El tipo levanta la navaja
y me la clava en el muslo
—¡Hijo de puta! —le grito
mientras me aprieto la herida que empieza a sangrar.
El pibe que siempre viaja
conmigo se levanta y se acerca a mi asiento.
—Sentate, volvé a tu
asiento —le grita el tipo.
—¡Boludo! ¡Se va a morir!
¿Querés cargar con un homicidio?
—¡Vámonos! —grita el que
estaba parado en el medio.
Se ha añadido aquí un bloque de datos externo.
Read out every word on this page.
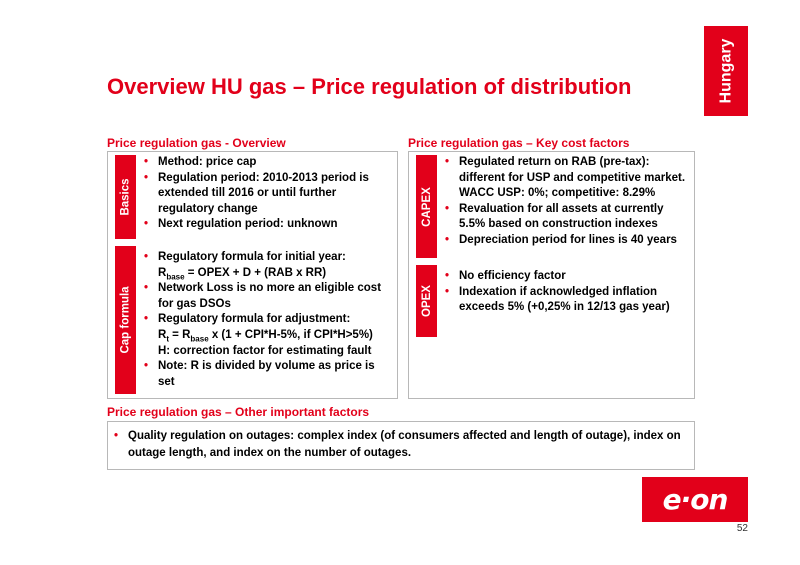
Overview HU gas – Price regulation of distribution	Hungary
Price regulation gas - Overview
Basics
• Method: price cap
• Regulation period: 2010-2013 period is
extended till 2016 or until further
regulatory change
• Next regulation period: unknown
Cap formula
• Regulatory formula for initial year:
$R_{base}$ = OPEX + D + (RAB x RR)
• Network Loss is no more an eligible cost
for gas DSOs
• Regulatory formula for adjustment:
$R_t = R_{base}$ x (1 + CPI*H-5%, if CPI*H>5%)
H: correction factor for estimating fault
• Note: R is divided by volume as price is
set
Price regulation gas – Key cost factors
CAPEX
• Regulated return on RAB (pre-tax):
different for USP and competitive market.
WACC USP: 0%; competitive: 8.29%
• Revaluation for all assets at currently
5.5% based on construction indexes
• Depreciation period for lines is 40 years
OPEX
• No efficiency factor
• Indexation if acknowledged inflation
exceeds 5% (+0,25% in 12/13 gas year)
Price regulation gas – Other important factors
• Quality regulation on outages: complex index (of consumers affected and length of outage), index on
outage length, and index on the number of outages.
e·on
52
Los tres se van corriendo.
—Dame la corbata —le dice
el pibe al viejo y la ata alrededor de mi pierna.
—Présteme una aguja —le
dice a una señora que va tejiendo.
Enrolla la aguja en el
nudo de la corbata y comienza a rotarla apretando el torniquete.
—¿Me voy a morir? —le
pregunto.
—Espero que no. Tenía que
espantarlos —me responde sonriendo—. Apretate fuerte que en cinco estamos en
Longchamps y te llevo al hospital que está a dos cuadras.
—¿Cómo te llamás?
—pregunto otra vez.
—Lautaro —me dice —soy
enfermero.
Mientras me cosen en el
hospital lo veo a Lautaro esperándome afuera. El viejo también está. No le
pregunté el nombre. ¡Villero! ¡Qué fácil
es poner etiquetas!
Osvaldo Villalba
09/08/2019
Nota del autor.
Esta trama es ficción y fue escrito como un humilde homenaje a Lautaro Guzmán que sí sufrió la discriminación que menciona el relato y fue publicado en Noticias De Brown, un medio virtual de la localidad.